Armenian law-enforcement bodies made at least 15 arrests on Wednesday after an angry mob stormed a provincial hospital guarded by police and tried to kill its patients hospitalized as a result of a shootout that left two people dead and several others wounded.
They also beefed up security in Gavar, the administrative center of Armenia’s eastern Gegharkunik province and the scene of the gun battle that broke out on Tuesday evening for still unclear reasons.
The deadly clash reportedly involved two groups of armed men living in Gavar and the nearby village of Noratus. Two of them were shot dead while six others seriously wounded and rushed to a Gavar hospital.
Three hours later, the hospital was attacked by several hundred friends and relatives of the two murdered men, local officials said. The attackers, most of them reported to be Noratus residents, broke through a police cordon and burst into the building, smashing its doors, windows and even an inner wall.
According to Armenia’s Investigative Committee, they stabbed two of the wounded individuals and another man who they believed were responsible for the killings.
A senior hospital doctor, Aram Avetisian, told RFE/RL’s Armenian service that the attackers linked to “one of the rival sides” left the medical facility after finding “the persons they were looking for.” The latter suffered severe stab wounds and were taken to Yerevan in a critical condition, said Avetisian.

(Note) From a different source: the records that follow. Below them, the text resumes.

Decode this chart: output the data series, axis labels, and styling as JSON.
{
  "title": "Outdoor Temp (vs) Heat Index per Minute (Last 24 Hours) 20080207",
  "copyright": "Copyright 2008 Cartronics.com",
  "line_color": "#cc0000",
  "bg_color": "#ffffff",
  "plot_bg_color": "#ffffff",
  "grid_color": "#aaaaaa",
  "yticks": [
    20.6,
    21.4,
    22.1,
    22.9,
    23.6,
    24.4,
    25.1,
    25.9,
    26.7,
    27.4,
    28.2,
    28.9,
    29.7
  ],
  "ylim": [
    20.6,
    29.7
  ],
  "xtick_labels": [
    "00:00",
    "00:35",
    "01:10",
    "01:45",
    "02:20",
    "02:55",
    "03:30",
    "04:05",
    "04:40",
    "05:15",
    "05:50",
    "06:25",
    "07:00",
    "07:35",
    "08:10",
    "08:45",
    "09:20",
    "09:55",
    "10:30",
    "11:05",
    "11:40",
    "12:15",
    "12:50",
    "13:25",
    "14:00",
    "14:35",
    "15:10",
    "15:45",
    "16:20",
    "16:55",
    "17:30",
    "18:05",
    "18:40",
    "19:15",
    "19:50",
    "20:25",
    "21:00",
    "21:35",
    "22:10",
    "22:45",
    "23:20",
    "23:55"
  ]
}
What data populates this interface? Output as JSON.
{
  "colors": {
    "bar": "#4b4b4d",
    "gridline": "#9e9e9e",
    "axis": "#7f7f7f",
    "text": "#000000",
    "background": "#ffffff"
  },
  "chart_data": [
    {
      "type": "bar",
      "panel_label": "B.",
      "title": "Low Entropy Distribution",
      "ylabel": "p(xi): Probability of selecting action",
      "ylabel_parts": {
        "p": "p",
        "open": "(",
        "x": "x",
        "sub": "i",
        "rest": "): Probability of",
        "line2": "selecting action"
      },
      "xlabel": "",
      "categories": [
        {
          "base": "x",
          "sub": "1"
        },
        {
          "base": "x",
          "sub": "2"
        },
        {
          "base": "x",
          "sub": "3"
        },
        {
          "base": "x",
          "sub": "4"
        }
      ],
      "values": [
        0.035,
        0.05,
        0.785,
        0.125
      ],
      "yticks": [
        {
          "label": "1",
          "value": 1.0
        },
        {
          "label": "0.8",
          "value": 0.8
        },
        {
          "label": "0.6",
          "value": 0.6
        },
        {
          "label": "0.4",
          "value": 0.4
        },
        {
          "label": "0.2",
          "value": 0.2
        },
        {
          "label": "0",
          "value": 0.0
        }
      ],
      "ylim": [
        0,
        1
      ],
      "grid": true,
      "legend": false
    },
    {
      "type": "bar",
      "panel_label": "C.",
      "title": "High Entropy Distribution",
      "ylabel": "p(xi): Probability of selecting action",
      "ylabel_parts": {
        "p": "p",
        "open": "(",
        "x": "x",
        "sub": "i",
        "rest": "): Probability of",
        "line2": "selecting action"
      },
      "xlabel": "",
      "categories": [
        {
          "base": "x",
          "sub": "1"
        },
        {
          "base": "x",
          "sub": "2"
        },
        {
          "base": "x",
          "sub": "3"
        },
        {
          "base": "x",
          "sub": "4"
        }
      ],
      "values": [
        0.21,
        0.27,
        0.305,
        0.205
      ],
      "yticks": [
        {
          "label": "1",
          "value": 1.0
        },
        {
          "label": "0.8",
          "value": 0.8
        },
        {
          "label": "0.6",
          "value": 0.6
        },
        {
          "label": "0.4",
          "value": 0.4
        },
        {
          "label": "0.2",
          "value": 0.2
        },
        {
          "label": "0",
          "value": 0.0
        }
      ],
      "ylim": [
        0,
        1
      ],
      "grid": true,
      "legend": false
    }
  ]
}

In a statement, the Investigative Committee said that 15 persons were arrested on suspicion of participating in the “mass disturbances.” It said law-enforcement authorities are now trying to identify more participants of the violent incidents in Gavar.
The Gegharkunik governor, Gnel Sanosian, spoke of “quite a large number” arrests already made by investigators but gave no numbers. “The process is continuing,” he said, noting that the attack was caught on the local hospital’s security cameras.
Sanosian said that the Armenian police have sent reinforcements to Gavar and Noratus to prevent fresh violence there. “The police fully control the situation in the town, around the hospital and, of course, in Noratus,” he told RFE/RL’s Armenian service.
Critics of the Armenian government pounced on the fact that the hospital was seized by the mob despite being guarded by armed police officers and the arrival in Gavar of the national police chief, Arman Sargsian. They portrayed this as a gross security failure highlighting Armenia’s rising crime rate. Some of them also demanded Sargsian’s resignation.
Sanosian dismissed the criticism, saying that the policemen deployed in the hospital were greatly outnumbered by the attackers. The provincial governor estimated the number of the attackers at around 500.
“There were several hundred of them,” Avetisian, the hospital doctor, said for his part.